Suddenly, in the last block, Temple expanded again slightly, and there we were, at a front corner of the palatial Hotel de Ville, that faced a wide plaza. The plaza was bright with lights, illuminating a low structure that turned out to be an ice rink teeming with skaters, mostly young, and a long line of others waiting their turn. The de Ville front was an amazing edifice, an appropriate introduction to Paris buildings, whose fronts are all edifices, and may house history, high culture, or a department of motor vehicles. The ornate Hotel de Ville is not a hotel at all, but the Paris city hall.

Beyond the plaza, at a busy avenue, we were introduced to pedestrian crosswalks, Parisian style, then walked onto one of the many stone bridges across the Seine. This one was the Pont d’Arcole. To our left front, we saw the towers of Notre Dame. In the middle of the bridge we stopped and looked downstream along the river, flanked by the great city. We could not see the distant Eiffel Tower, blocked by foreground buildings on the Left Bank, or distinguish the Louvre. It was starting to get dark, and we had the walk back. Crossing the plaza again, we saw a red “Metro” sign, above an entry to the famed Paris subway system. We would tackle that tomorrow.

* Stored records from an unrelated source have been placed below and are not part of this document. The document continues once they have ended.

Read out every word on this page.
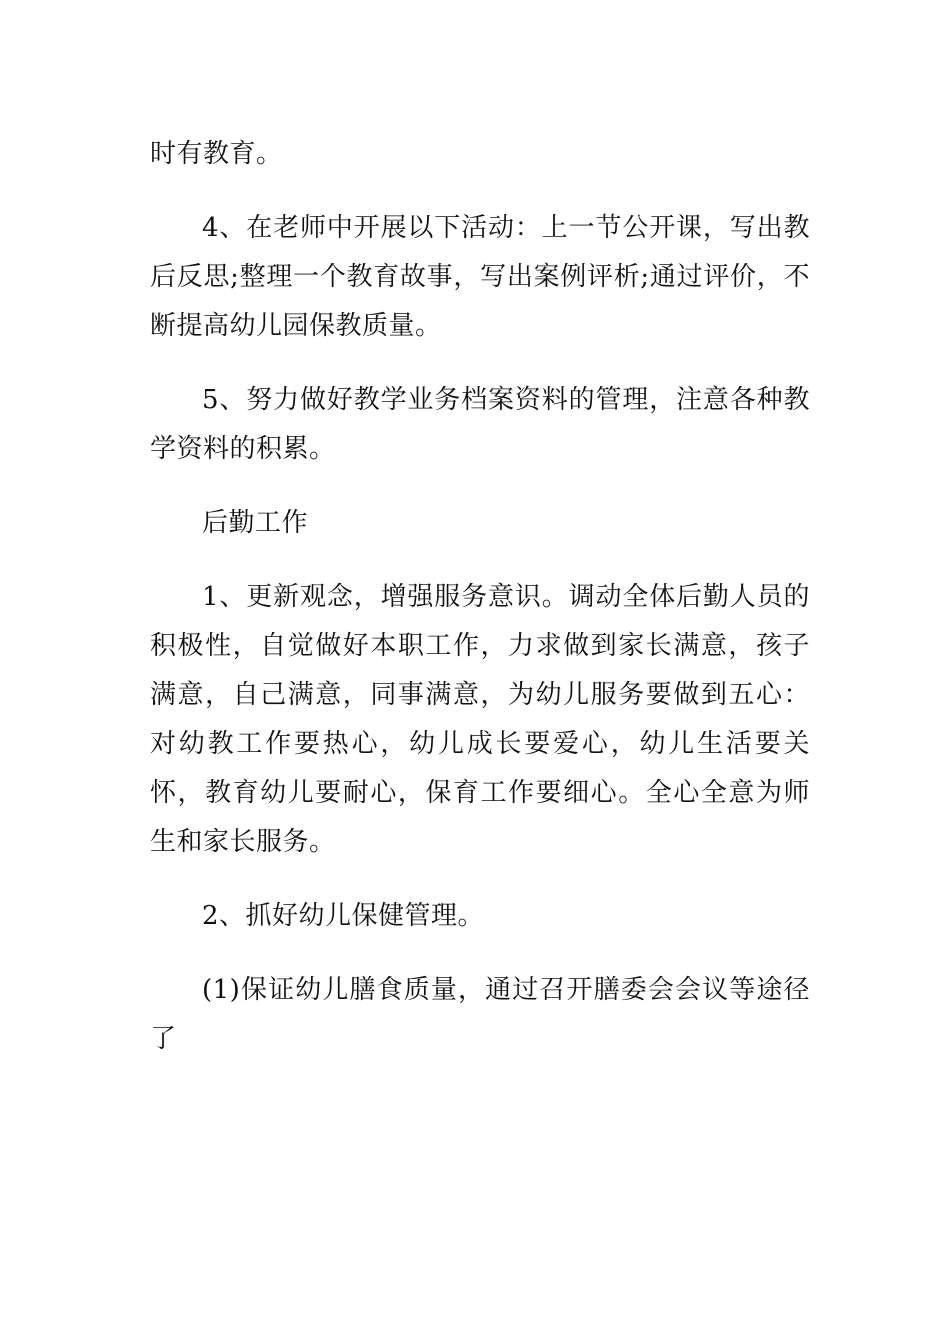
时有教育。

4、在老师中开展以下活动：上一节公开课，写出教后反思;整理一个教育故事，写出案例评析;通过评价，不断提高幼儿园保教质量。

5、努力做好教学业务档案资料的管理，注意各种教学资料的积累。

后勤工作

1、更新观念，增强服务意识。调动全体后勤人员的积极性，自觉做好本职工作，力求做到家长满意，孩子满意，自己满意，同事满意，为幼儿服务要做到五心：对幼教工作要热心，幼儿成长要爱心，幼儿生活要关怀，教育幼儿要耐心，保育工作要细心。全心全意为师生和家长服务。

2、抓好幼儿保健管理。

(1)保证幼儿膳食质量，通过召开膳委会会议等途径了
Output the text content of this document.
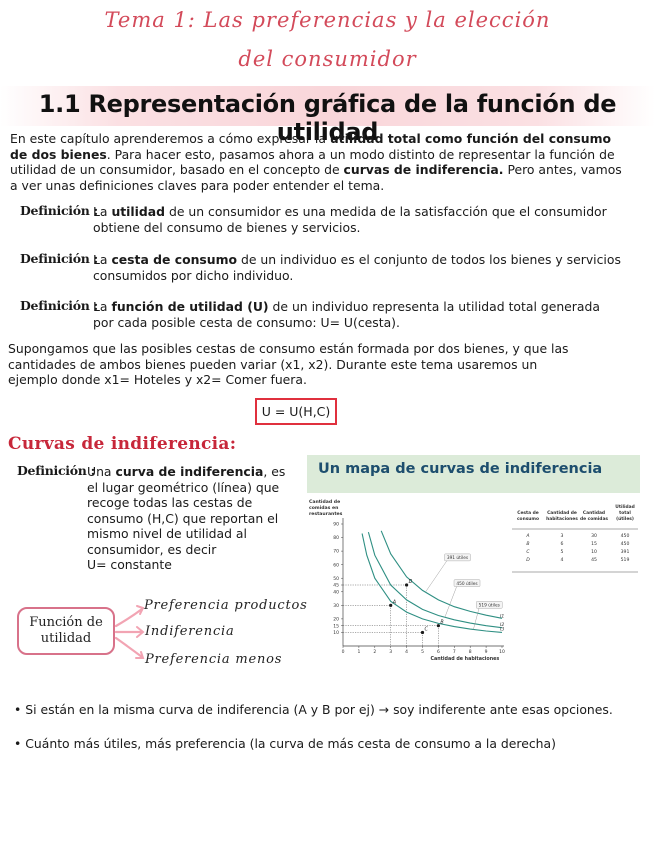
Tema 1: Las preferencias y la elección
del consumidor
1.1 Representación gráfica de la función de utilidad
En este capítulo aprenderemos a cómo expresar la utilidad total como función del consumo de dos bienes. Para hacer esto, pasamos ahora a un modo distinto de representar la función de utilidad de un consumidor, basado en el concepto de curvas de indiferencia. Pero antes, vamos a ver unas definiciones claves para poder entender el tema.
Definición :
La utilidad de un consumidor es una medida de la satisfacción que el consumidor obtiene del consumo de bienes y servicios.
Definición :
La cesta de consumo de un individuo es el conjunto de todos los bienes y servicios consumidos por dicho individuo.
Definición :
La función de utilidad (U) de un individuo representa la utilidad total generada por cada posible cesta de consumo: U= U(cesta).
Supongamos que las posibles cestas de consumo están formada por dos bienes, y que las cantidades de ambos bienes pueden variar (x1, x2). Durante este tema usaremos un ejemplo donde x1= Hoteles y x2= Comer fuera.
U = U(H,C)
Curvas de indiferencia:
Definición :
Una curva de indiferencia, es el lugar geométrico (línea) que recoge todas las cestas de consumo (H,C) que reportan el mismo nivel de utilidad al consumidor, es decir
U= constante
Un mapa de curvas de indiferencia
0	1	2	3	4	5	6	7	8	9	10
10
15
20
30
40
45
50
60
70
80
90
A
B
C
D
Cantidad de
comidas en
restaurantes
Cantidad de habitaciones
I1
I2
I3
391 útiles
450 útiles
519 útiles
Cesta de
consumo
Cantidad de
habitaciones
Cantidad
de comidas
Utilidad
total
(útiles)
A	3	30	450
B	6	15	450
C	5	10	391
D	4	45	519
Función de
utilidad
Preferencia productos
Indiferencia
Preferencia menos
• Si están en la misma curva de indiferencia (A y B por ej) → soy indiferente ante esas opciones.
• Cuánto más útiles, más preferencia (la curva de más cesta de consumo a la derecha)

At the flat Karen solved a problem with the CD player; put on some music, and made spaghetti and salad. The flat was warm now, and cozy with lamplight and candles placed on the table next to the passthrough. We had our first bites of baguette and our first sips of Bordeaux from a bottle that was under 4 Euros. We were in bed by 9, and asleep by 9 plus one second. Jet lag still had us, and wouldn’t let go for another day or so.